Cieszę się z kolejnego spotkania z postaciami, jakie miałam okazję poznać we wcześniejszej powieści, gdzie główną bohaterką była Marianna. W "Upalnym lecie Kaliny" również spotykamy ją, jednak jej obecność jest zdawkowa i zostaje szybko zakończona... Przykro mi było poznawać dalsze losy Marianny - wojna pogrzebała jej marzenia i odcisnęła przeogromne piętno na tej młodej, nieszczęśliwie zakochanej dziewczynie. Z wypiekami na twarzy i rosnącym zainteresowaniem czytałam list Gabrieli skierowany do Kaliny, w którym kobieta wspominała wojenne czasy, a także dzieje Marianny. Nie sposób nie zauważyć tak znaczącej analogii pomiędzy matką a córką, które pomimo wielu różnic, posiadają mnóstwo zbliżonych, a wręcz takich samych cech.
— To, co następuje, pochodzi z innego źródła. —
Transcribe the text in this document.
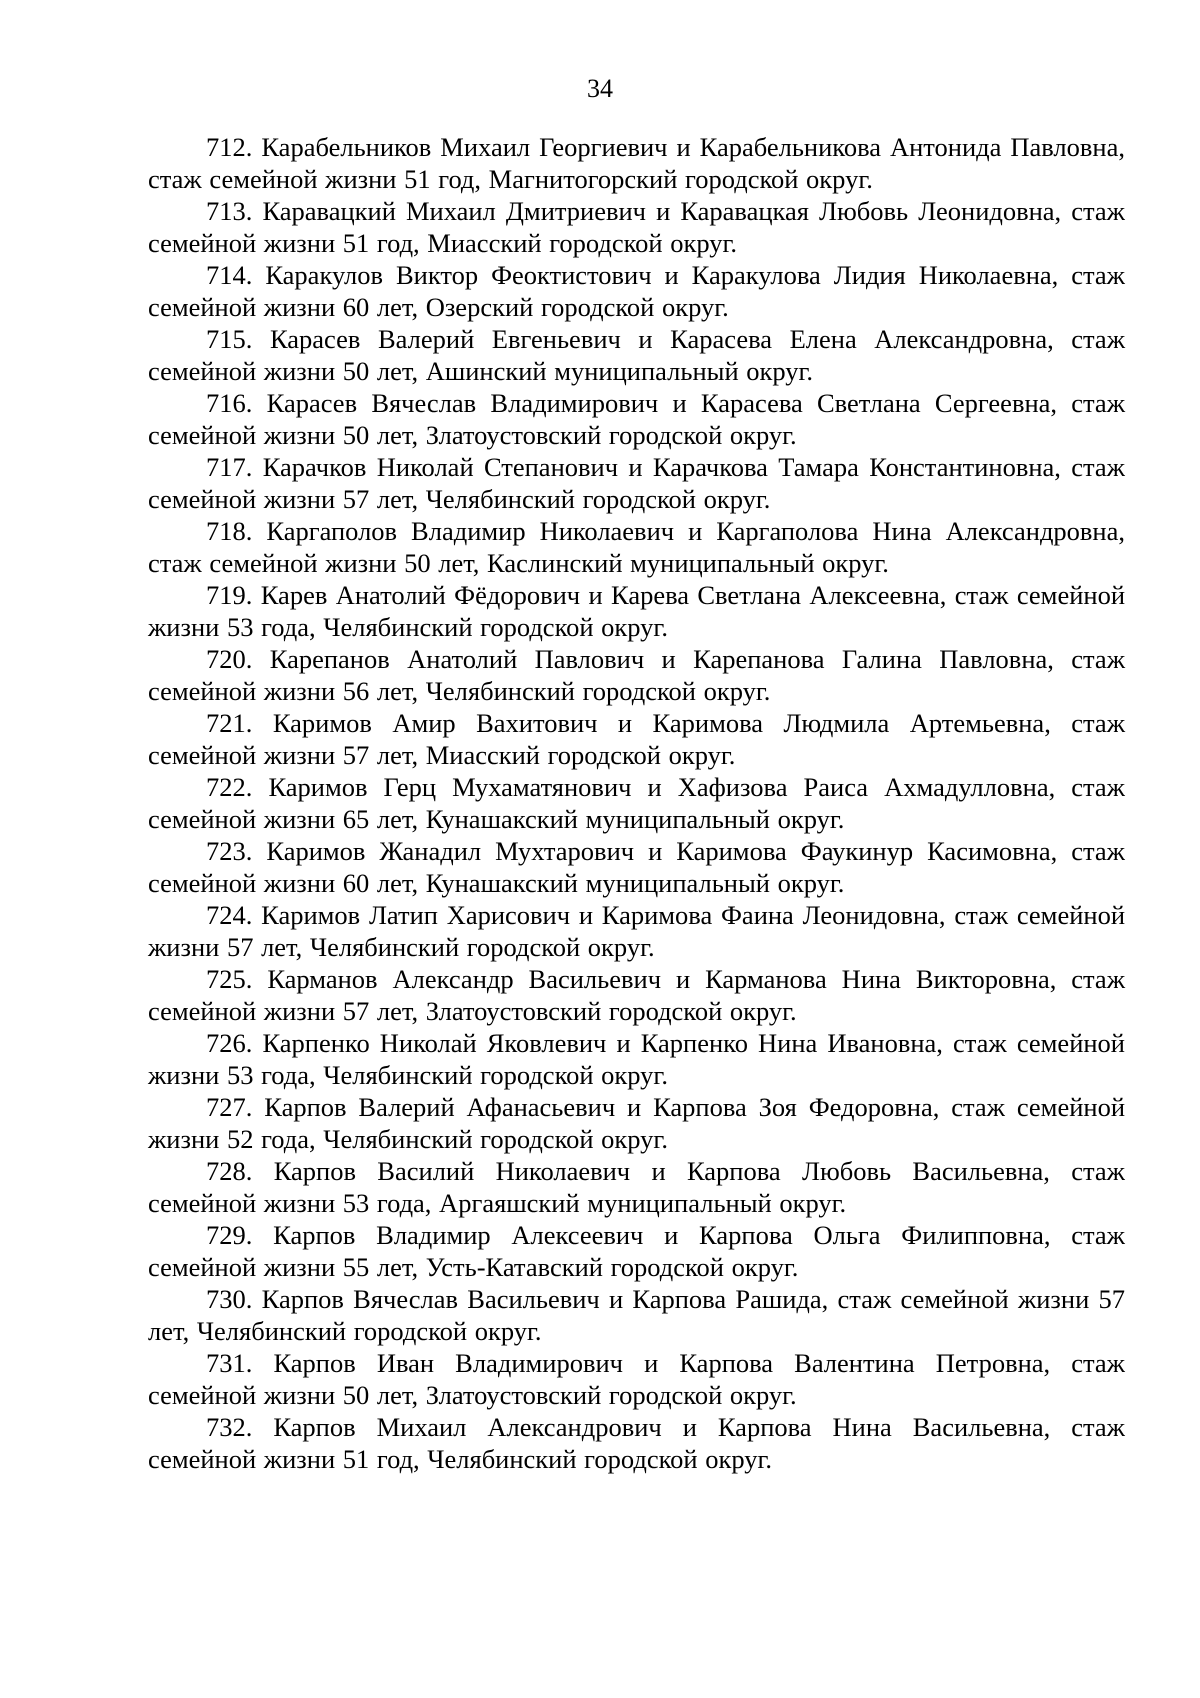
34

712. Карабельников Михаил Георгиевич и Карабельникова Антонида Павловна, стаж семейной жизни 51 год, Магнитогорский городской округ.

713. Каравацкий Михаил Дмитриевич и Каравацкая Любовь Леонидовна, стаж семейной жизни 51 год, Миасский городской округ.

714. Каракулов Виктор Феоктистович и Каракулова Лидия Николаевна, стаж семейной жизни 60 лет, Озерский городской округ.

715. Карасев Валерий Евгеньевич и Карасева Елена Александровна, стаж семейной жизни 50 лет, Ашинский муниципальный округ.

716. Карасев Вячеслав Владимирович и Карасева Светлана Сергеевна, стаж семейной жизни 50 лет, Златоустовский городской округ.

717. Карачков Николай Степанович и Карачкова Тамара Константиновна, стаж семейной жизни 57 лет, Челябинский городской округ.

718. Каргаполов Владимир Николаевич и Каргаполова Нина Александровна, стаж семейной жизни 50 лет, Каслинский муниципальный округ.

719. Карев Анатолий Фёдорович и Карева Светлана Алексеевна, стаж семейной жизни 53 года, Челябинский городской округ.

720. Карепанов Анатолий Павлович и Карепанова Галина Павловна, стаж семейной жизни 56 лет, Челябинский городской округ.

721. Каримов Амир Вахитович и Каримова Людмила Артемьевна, стаж семейной жизни 57 лет, Миасский городской округ.

722. Каримов Герц Мухаматянович и Хафизова Раиса Ахмадулловна, стаж семейной жизни 65 лет, Кунашакский муниципальный округ.

723. Каримов Жанадил Мухтарович и Каримова Фаукинур Касимовна, стаж семейной жизни 60 лет, Кунашакский муниципальный округ.

724. Каримов Латип Харисович и Каримова Фаина Леонидовна, стаж семейной жизни 57 лет, Челябинский городской округ.

725. Карманов Александр Васильевич и Карманова Нина Викторовна, стаж семейной жизни 57 лет, Златоустовский городской округ.

726. Карпенко Николай Яковлевич и Карпенко Нина Ивановна, стаж семейной жизни 53 года, Челябинский городской округ.

727. Карпов Валерий Афанасьевич и Карпова Зоя Федоровна, стаж семейной жизни 52 года, Челябинский городской округ.

728. Карпов Василий Николаевич и Карпова Любовь Васильевна, стаж семейной жизни 53 года, Аргаяшский муниципальный округ.

729. Карпов Владимир Алексеевич и Карпова Ольга Филипповна, стаж семейной жизни 55 лет, Усть-Катавский городской округ.

730. Карпов Вячеслав Васильевич и Карпова Рашида, стаж семейной жизни 57 лет, Челябинский городской округ.

731. Карпов Иван Владимирович и Карпова Валентина Петровна, стаж семейной жизни 50 лет, Златоустовский городской округ.

732. Карпов Михаил Александрович и Карпова Нина Васильевна, стаж семейной жизни 51 год, Челябинский городской округ.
Niespodziewane, dość tajemnicze i otwarte zakończenie spotęgowało moją ciekawość, zatem z ogromną niecierpliwością wyczekuję kolejnej powieści Katarzyny Zyskowskiej-Ignaciak. Podejrzewam, że kolejną bohaterką będzie Gabi - córka Kaliny i wnuczka Marianny. Jestem pewna, że autorka ułoży jej losy w sposób równie ciekawy, jak zrobiła to z dwoma wcześniejszymi bohaterkami.
* cytat ze str. 79
** cytat ze str. 229
*** cytat ze str. 229
[Adres usunięty]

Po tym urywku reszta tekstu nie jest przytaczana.